Jim Dickinson, Editor

FDA Webview/FDAReview/FDA Update 

Monday, February 4, 2013

FDA and NIH Not Talking About Critical Program

ClinicalTrials.gov is considered by many to be critical to the transparency and effectiveness of medical research.  It’s a database at which many clinical trials are supposed to be registered.


But last year a review said most studies that are supposed to report, don’t.

NIH and FDA said the numbers aren’t that bad but they have not released analysis indicating what the numbers are.

Meantime, the agencies have not published the rules Congress called for in 2007 legislation to enhance enforcement. Last year NIH told Congress it anticipated the rules would be out by the end of the year.

Now NIH and FDA aren’t answering questions. In January public information officers refused to let me speak to anyone over the course of eight contacts I made with them. An NIH official adamantly refused to tell me anything on the phone and an FDA official did not return my calls, sending refusals through the public information officers.
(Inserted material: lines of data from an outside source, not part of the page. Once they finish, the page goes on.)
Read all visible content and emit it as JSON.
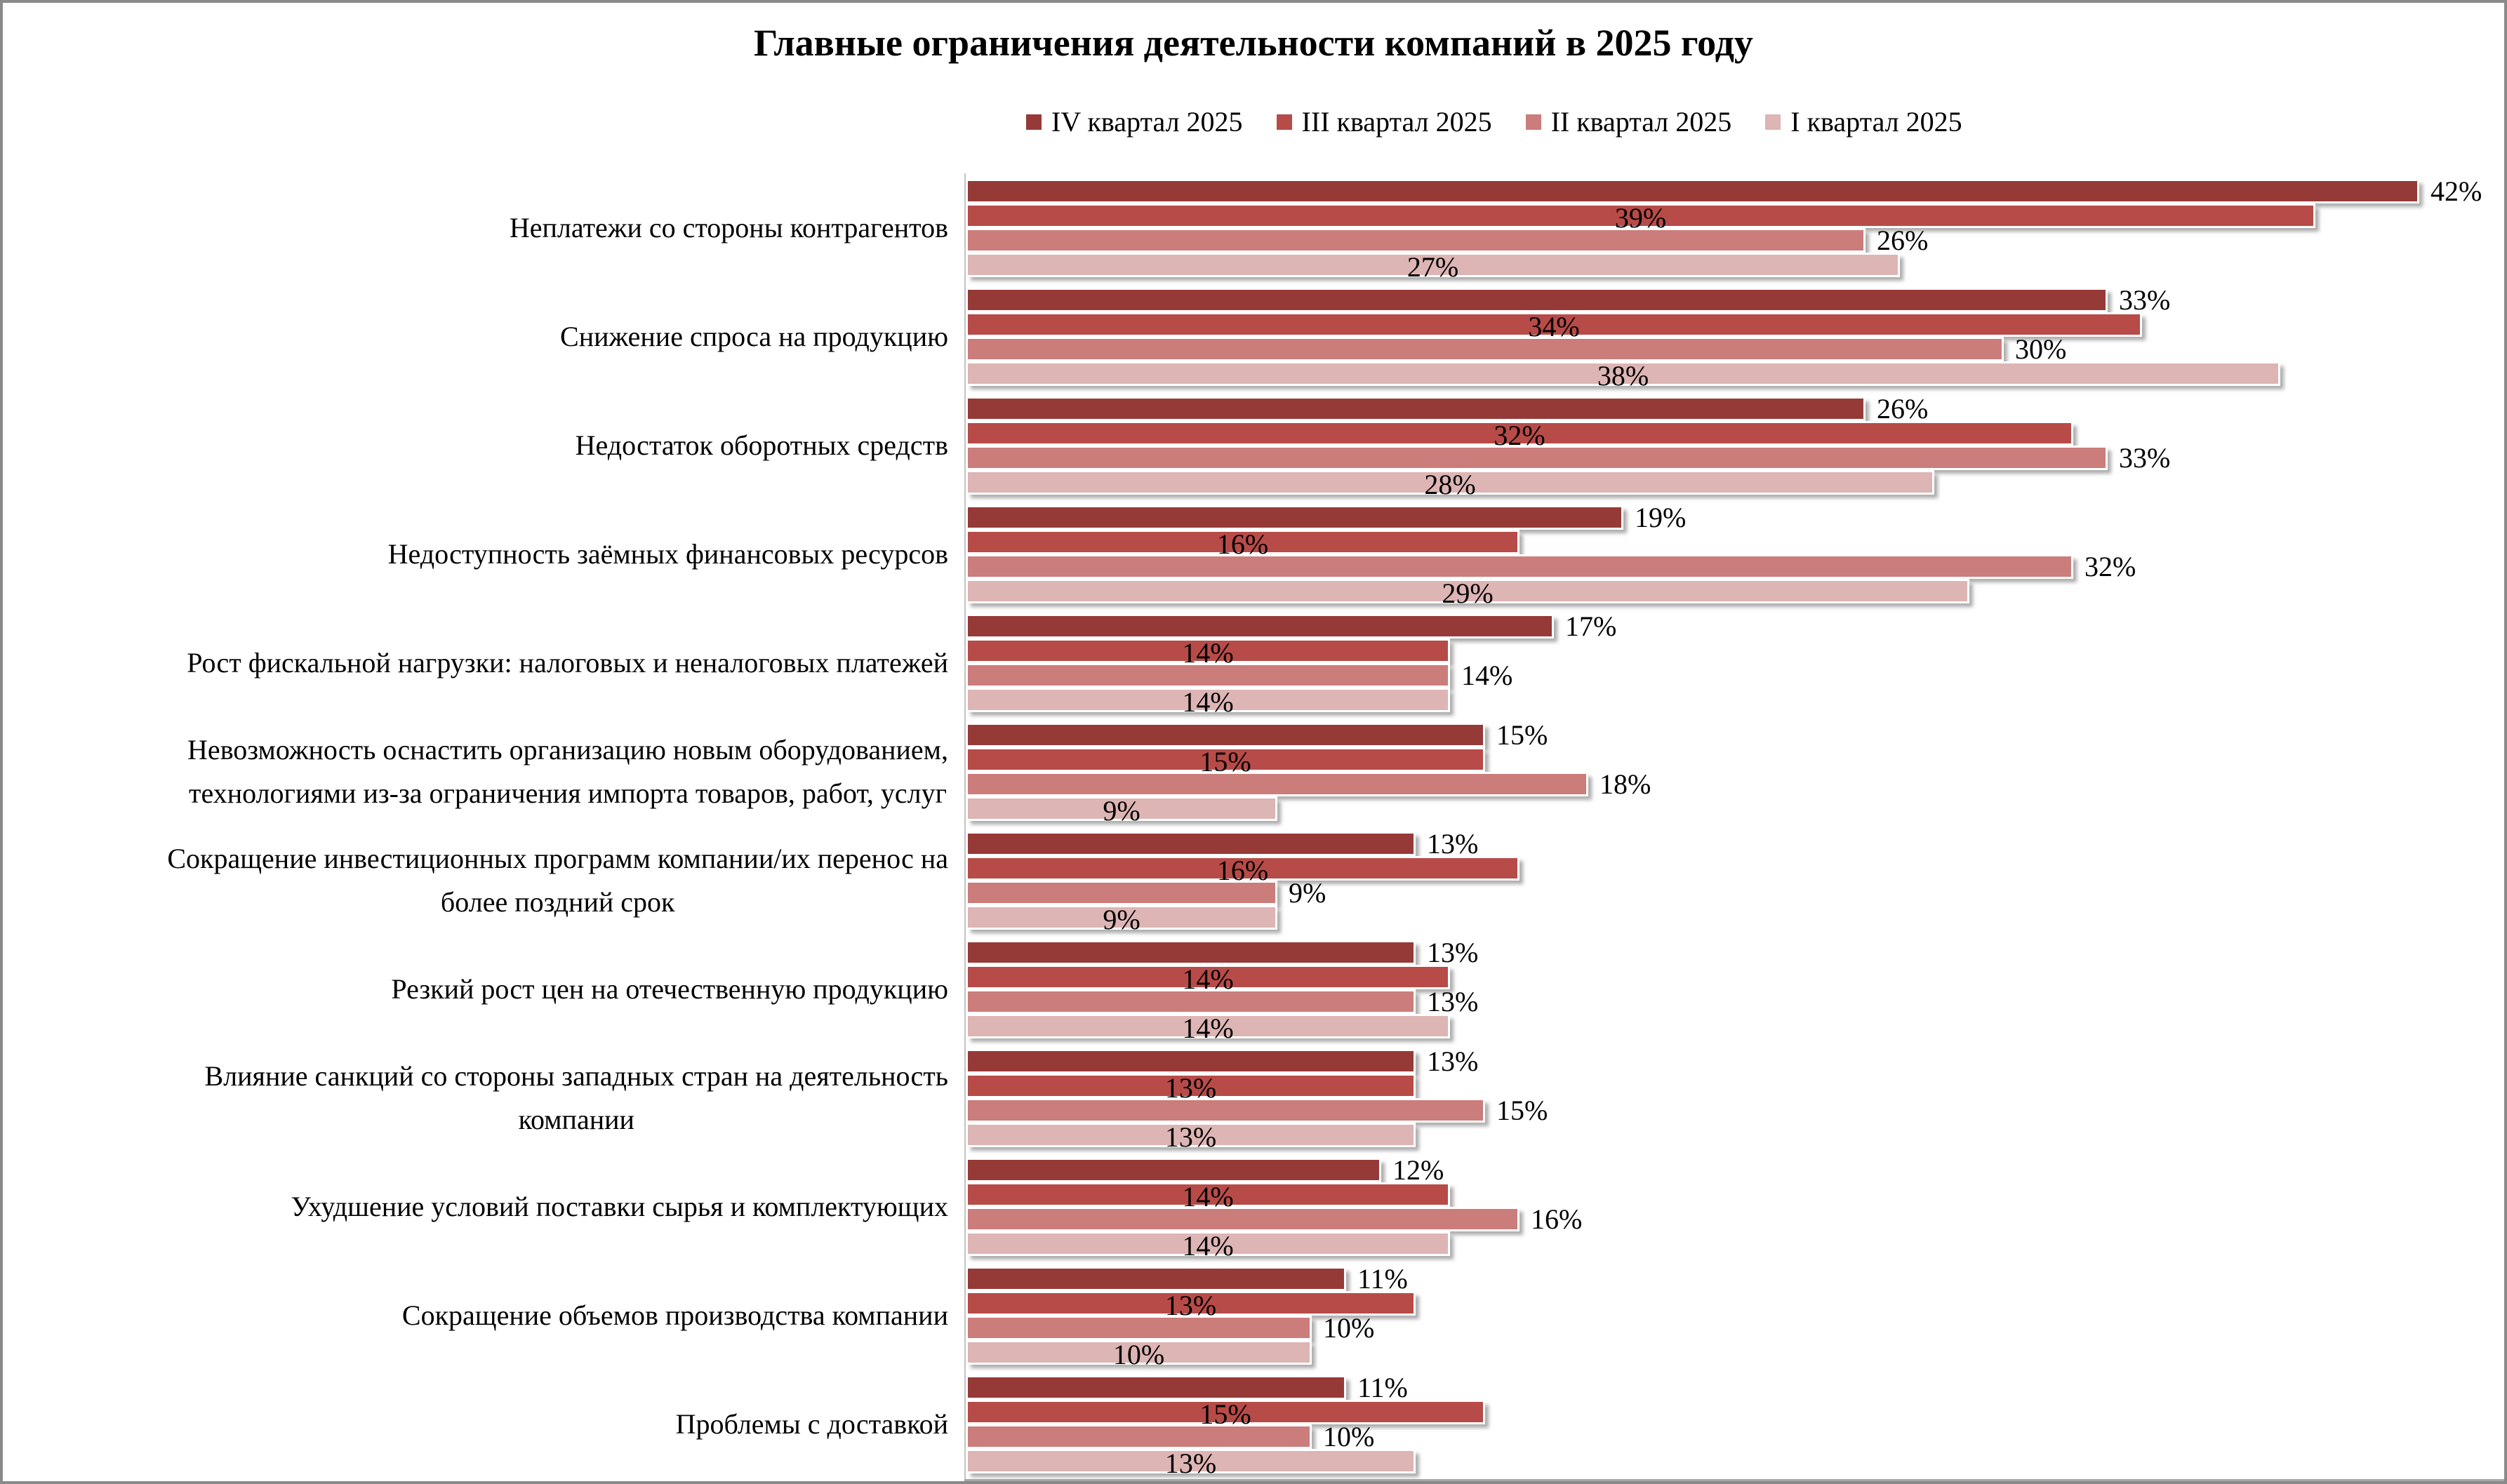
{
  "title": "Главные ограничения деятельности компаний в 2025 году",
  "chart_data": {
    "type": "bar",
    "orientation": "horizontal",
    "title": "Главные ограничения деятельности компаний в 2025 году",
    "legend_position": "top",
    "grid": false,
    "value_suffix": "%",
    "xlim": [
      0,
      44
    ],
    "categories": [
      "Неплатежи со стороны контрагентов",
      "Снижение спроса на продукцию",
      "Недостаток оборотных средств",
      "Недоступность заёмных финансовых ресурсов",
      "Рост фискальной нагрузки: налоговых и неналоговых платежей",
      "Невозможность оснастить организацию новым оборудованием,\nтехнологиями из-за ограничения импорта товаров, работ, услуг",
      "Сокращение инвестиционных программ компании/их перенос на\nболее поздний срок",
      "Резкий рост цен на отечественную продукцию",
      "Влияние санкций со стороны западных стран на деятельность\nкомпании",
      "Ухудшение условий поставки сырья и комплектующих",
      "Сокращение объемов производства компании",
      "Проблемы с доставкой"
    ],
    "series": [
      {
        "name": "IV квартал 2025",
        "color": "#963A38",
        "label_placement": "outside",
        "values": [
          42,
          33,
          26,
          19,
          17,
          15,
          13,
          13,
          13,
          12,
          11,
          11
        ]
      },
      {
        "name": "III квартал 2025",
        "color": "#B74B48",
        "label_placement": "center",
        "values": [
          39,
          34,
          32,
          16,
          14,
          15,
          16,
          14,
          13,
          14,
          13,
          15
        ]
      },
      {
        "name": "II квартал 2025",
        "color": "#CB7D7B",
        "label_placement": "outside",
        "values": [
          26,
          30,
          33,
          32,
          14,
          18,
          9,
          13,
          15,
          16,
          10,
          10
        ]
      },
      {
        "name": "I квартал 2025",
        "color": "#DDB5B4",
        "label_placement": "center",
        "values": [
          27,
          38,
          28,
          29,
          14,
          9,
          9,
          14,
          13,
          14,
          10,
          13
        ]
      }
    ]
  }
}
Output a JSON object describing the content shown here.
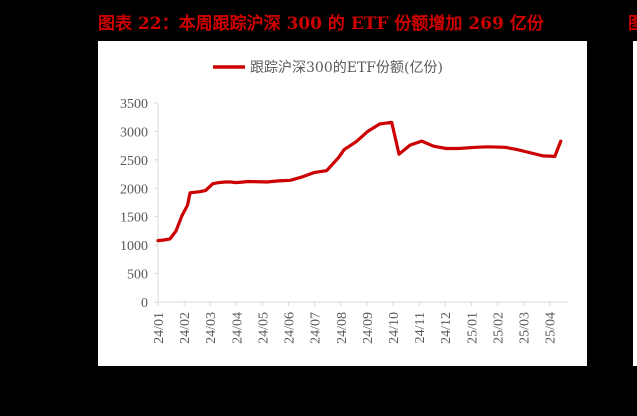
{
  "figure": {
    "title": "图表 22：本周跟踪沪深 300 的 ETF 份额增加 269 亿份",
    "title_color": "#cc0000",
    "adjacent_title_fragment": "图"
  },
  "chart_data": {
    "type": "line",
    "title": "",
    "xlabel": "",
    "ylabel": "",
    "ylim": [
      0,
      3500
    ],
    "yticks": [
      0,
      500,
      1000,
      1500,
      2000,
      2500,
      3000,
      3500
    ],
    "grid": false,
    "legend_position": "top",
    "categories": [
      "24/01",
      "24/02",
      "24/03",
      "24/04",
      "24/05",
      "24/06",
      "24/07",
      "24/08",
      "24/09",
      "24/10",
      "24/11",
      "24/12",
      "25/01",
      "25/02",
      "25/03",
      "25/04"
    ],
    "series": [
      {
        "name": "跟踪沪深300的ETF份额(亿份)",
        "color": "#cc0000",
        "x": [
          "24/01-01",
          "24/01-08",
          "24/01-15",
          "24/01-22",
          "24/01-29",
          "24/02-05",
          "24/02-08",
          "24/02-19",
          "24/02-26",
          "24/03-04",
          "24/03-11",
          "24/03-18",
          "24/03-25",
          "24/04-01",
          "24/04-15",
          "24/05-06",
          "24/05-20",
          "24/06-03",
          "24/06-17",
          "24/07-01",
          "24/07-15",
          "24/07-29",
          "24/08-05",
          "24/08-19",
          "24/09-02",
          "24/09-16",
          "24/09-30",
          "24/10-08",
          "24/10-21",
          "24/11-04",
          "24/11-18",
          "24/12-02",
          "24/12-16",
          "25/01-06",
          "25/01-20",
          "25/02-10",
          "25/02-24",
          "25/03-10",
          "25/03-24",
          "25/04-07",
          "25/04-14"
        ],
        "values": [
          1080,
          1090,
          1110,
          1250,
          1520,
          1700,
          1920,
          1940,
          1960,
          2080,
          2100,
          2110,
          2110,
          2100,
          2120,
          2110,
          2130,
          2140,
          2200,
          2280,
          2310,
          2540,
          2680,
          2820,
          3000,
          3130,
          3160,
          2600,
          2760,
          2830,
          2740,
          2700,
          2700,
          2720,
          2730,
          2720,
          2680,
          2620,
          2570,
          2560,
          2830
        ]
      }
    ]
  },
  "legend": {
    "label": "跟踪沪深300的ETF份额(亿份)"
  }
}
FDA public information officers said, “From our perspective it would be inappropriate to discuss or speculate on a process that is incomplete,” and, “Regulatory actions take time.”


Kathryn Foxhall
Freelance health reporter
Washington, D.C., area

CDC Refuses Reporter Permission to Speak to Experts After More than 20 Requests Over Five Weeks


The Centers for Disease Control and Prevention denied me permission to speak to any expert on male circumcision over a five-week period in October and November 2011 during which I made more than 20 requests.

 My audience was tens of thousands of physicians.

The CDC website indicated the agency had been working on the circumcision recommendations for well over two years.

After numerous contacts, I emailed Kevin Fenton, director of CDC’s National Center for HIV/AIDS, Viral Hepatitis, STD, and TB Prevention, with questions including:
---Are the subject matter experts prohibited from speaking to the press on this topic? Why can't my audience get an update on the status of the recommendations and the process from a subject matter expert? I've been told it's premature to talk about the issue. How can anything that is the public's business ever be premature?

I never received answers from Dr. Fenton and was never allowed to speak to a subject matter expert.